Love isn’t black and white on Dehd’s brilliant debut full-length, Water. Like the wet, wild substance itself, love is slippery, messy, unpredictable. It seeps into all aspects of our lives. Without it, we’d die, but lose ourselves in it — even for a second — and we can drown. Anyone who’s been in love knows this; and yet on Water, each feeling is fresh, each note is raw and immediate.
For former couple Jason Balla and Emily Kempf of Dehd, Water was a life raft in desperate times of change. This was obvious when I first saw the band in late 2018, around the time we became labelmates on Fire Talk Records. Watch Dehd live, and you’d never guess that the propulsive rhythms and sweet, scrappy melodies of Water were crafted amidst such personal strife.

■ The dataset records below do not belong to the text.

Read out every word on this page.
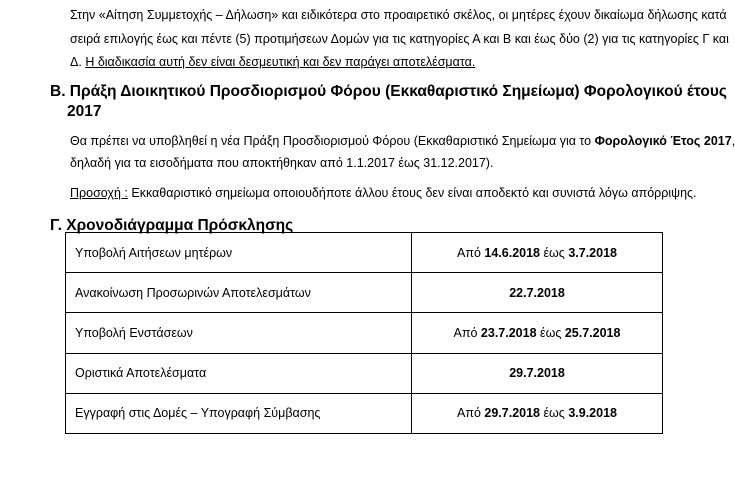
Στην «Αίτηση Συμμετοχής – Δήλωση» και ειδικότερα στο προαιρετικό σκέλος, οι μητέρες έχουν δικαίωμα δήλωσης κατά
σειρά επιλογής έως και πέντε (5) προτιμήσεων Δομών για τις κατηγορίες Α και Β και έως δύο (2) για τις κατηγορίες Γ και
Δ. Η διαδικασία αυτή δεν είναι δεσμευτική και δεν παράγει αποτελέσματα.
Β. Πράξη Διοικητικού Προσδιορισμού Φόρου (Εκκαθαριστικό Σημείωμα) Φορολογικού έτους
2017
Θα πρέπει να υποβληθεί η νέα Πράξη Προσδιορισμού Φόρου (Εκκαθαριστικό Σημείωμα για το Φορολογικό Έτος 2017,
δηλαδή για τα εισοδήματα που αποκτήθηκαν από 1.1.2017 έως 31.12.2017).
Προσοχή : Εκκαθαριστικό σημείωμα οποιουδήποτε άλλου έτους δεν είναι αποδεκτό και συνιστά λόγω απόρριψης.
Γ. Χρονοδιάγραμμα Πρόσκλησης
Υποβολή Αιτήσεων μητέρων	Από 14.6.2018 έως 3.7.2018
Ανακοίνωση Προσωρινών Αποτελεσμάτων	22.7.2018
Υποβολή Ενστάσεων	Από 23.7.2018 έως 25.7.2018
Οριστικά Αποτελέσματα	29.7.2018
Εγγραφή στις Δομές – Υπογραφή Σύμβασης	Από 29.7.2018 έως 3.9.2018
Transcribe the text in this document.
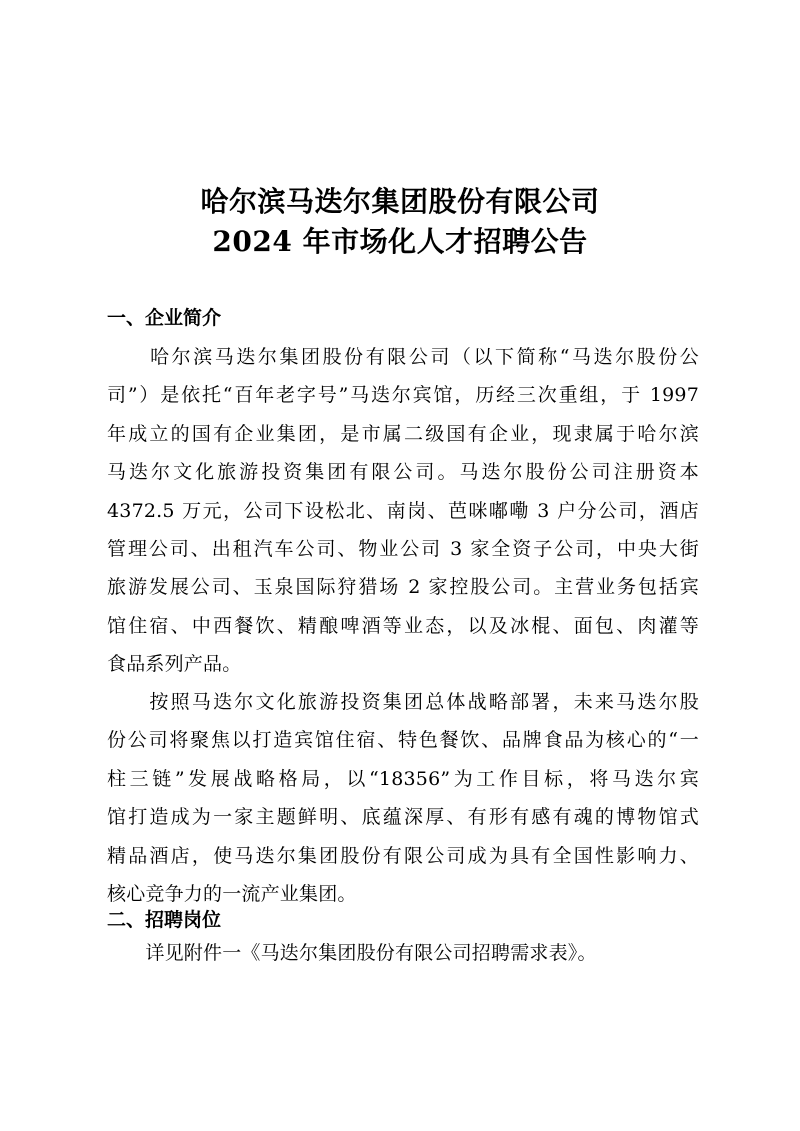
哈尔滨马迭尔集团股份有限公司
2024 年市场化人才招聘公告
一、企业简介
　　哈尔滨马迭尔集团股份有限公司（以下简称“马迭尔股份公
司”）是依托“百年老字号”马迭尔宾馆，历经三次重组，于 1997
年成立的国有企业集团，是市属二级国有企业，现隶属于哈尔滨
马迭尔文化旅游投资集团有限公司。马迭尔股份公司注册资本
4372.5 万元，公司下设松北、南岗、芭咪嘟嘞 3 户分公司，酒店
管理公司、出租汽车公司、物业公司 3 家全资子公司，中央大街
旅游发展公司、玉泉国际狩猎场 2 家控股公司。主营业务包括宾
馆住宿、中西餐饮、精酿啤酒等业态，以及冰棍、面包、肉灌等
食品系列产品。
　　按照马迭尔文化旅游投资集团总体战略部署，未来马迭尔股
份公司将聚焦以打造宾馆住宿、特色餐饮、品牌食品为核心的“一
柱三链”发展战略格局，以“18356”为工作目标，将马迭尔宾
馆打造成为一家主题鲜明、底蕴深厚、有形有感有魂的博物馆式
精品酒店，使马迭尔集团股份有限公司成为具有全国性影响力、
核心竞争力的一流产业集团。
二、招聘岗位
　　详见附件一《马迭尔集团股份有限公司招聘需求表》。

Then again, maybe I’m projecting. My band, Patio, recently released our own record, Essentials, written around the chaos of my mid-20s. During that time, the romantic relationships I’d been in made me question a lot of what I thought to be true about myself. As I struggled to feel better, writing songs became a therapeutic exercise for my worried, anxious mind. But those evil forces were mostly external; Patio was my comforting escape. Dehd, on the other hand, found a way to stay afloat together.
Along with bandmate Eric McGrady, Dehd remain an unshakeable unit, and their chemistry continues to sparkle across Water. In some ways, the album feels like dreamy escapism, but its songs couldn’t be more real or urgent. Quick and concise, its 13 tracks drip with timeless appeal; like the best ‘60s pop, Dehd’s bite-sized love songs are warm and lively, yet thinly veiled with sadness. With its sunny, sing-along chorus, jangly opener “Wild” taps into the same youthful abandon as classics from The Beach Boys, The Troggs, and The Shaggs. There are gloomy pauses, too, like the gluey, mopey bassline of the Velvets-esque “Do You.” “Tell me that you’re only gonna think of me tonight,” Balla pleads with a glimmer of seductive darkness.

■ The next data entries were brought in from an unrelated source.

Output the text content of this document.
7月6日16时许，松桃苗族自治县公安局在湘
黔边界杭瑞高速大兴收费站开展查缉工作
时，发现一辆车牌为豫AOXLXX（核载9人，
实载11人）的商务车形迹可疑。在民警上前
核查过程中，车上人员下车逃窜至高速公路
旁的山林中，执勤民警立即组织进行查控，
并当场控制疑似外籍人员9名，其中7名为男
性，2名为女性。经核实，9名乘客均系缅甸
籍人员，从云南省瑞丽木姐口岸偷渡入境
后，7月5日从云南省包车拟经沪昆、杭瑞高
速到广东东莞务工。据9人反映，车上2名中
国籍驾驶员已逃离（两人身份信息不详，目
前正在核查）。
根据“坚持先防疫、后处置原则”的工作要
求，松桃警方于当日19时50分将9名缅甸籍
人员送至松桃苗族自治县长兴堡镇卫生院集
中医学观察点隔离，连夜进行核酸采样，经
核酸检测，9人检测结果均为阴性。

Water is littered with similarly heartfelt sentiments, from the optimism of “Lake” (“true love conquers all”) to the innocence and irony of “On My Side,” a wistful, introspective ballad. Proclamations of eternal devotion are paired with relatable moments of insecurity and doubt. “Will it be enough?” is the question posed on “Lucky” over an infectious chorus of “sha la la”s. It’s the question we ask ourselves as we’re just beginning to fall, perhaps already losing sight of what’s underneath us. My absolute favorite is “Sunbeat,” with its sparse, methodical drumming and Kempf’s feral punk chants. “I! Got what! I want!” she barks, while a hypnotic riff helps spin the track into a dizzying frenzy of alternating shouts. Here, and throughout the entirety of Water, Dehd are effortlessly chill, but desperately earnest. Few bands are willing to wear both emotions so openly on their sleeves.

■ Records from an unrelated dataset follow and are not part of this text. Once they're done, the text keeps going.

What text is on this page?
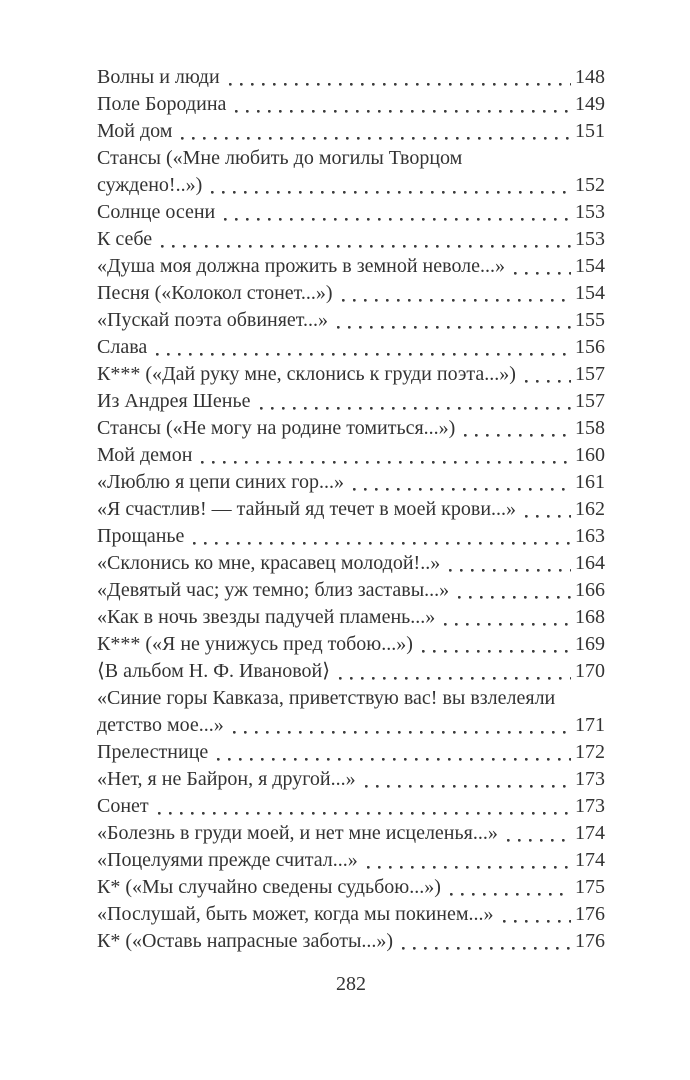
Волны и люди	148
Поле Бородина	149
Мой дом	151
Стансы («Мне любить до могилы Творцом
суждено!..»)	152
Солнце осени	153
К себе	153
«Душа моя должна прожить в земной неволе...»	154
Песня («Колокол стонет...»)	154
«Пускай поэта обвиняет...»	155
Слава	156
К*** («Дай руку мне, склонись к груди поэта...»)	157
Из Андрея Шенье	157
Стансы («Не могу на родине томиться...»)	158
Мой демон	160
«Люблю я цепи синих гор...»	161
«Я счастлив! — тайный яд течет в моей крови...»	162
Прощанье	163
«Склонись ко мне, красавец молодой!..»	164
«Девятый час; уж темно; близ заставы...»	166
«Как в ночь звезды падучей пламень...»	168
К*** («Я не унижусь пред тобою...»)	169
⟨В альбом Н. Ф. Ивановой⟩	170
«Синие горы Кавказа, приветствую вас! вы взлелеяли
детство мое...»	171
Прелестнице	172
«Нет, я не Байрон, я другой...»	173
Сонет	173
«Болезнь в груди моей, и нет мне исцеленья...»	174
«Поцелуями прежде считал...»	174
К* («Мы случайно сведены судьбою...»)	175
«Послушай, быть может, когда мы покинем...»	176
К* («Оставь напрасные заботы...»)	176
282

Ultimately, Water is most perfect in its imperfect moments. On its concluding title track, Kempf’s vocals crack, bubble, and shriek. “I need you like I need the water,” she admits. “I just can’t stop loving on another.” The line drips in heartache, but its delivery is ecstatic and triumphant. Even through the stickiest, most complicated ends, Dehd still find the joy in love—and in each other. Naturally, Water is a pure, painful reflection of mutual bliss.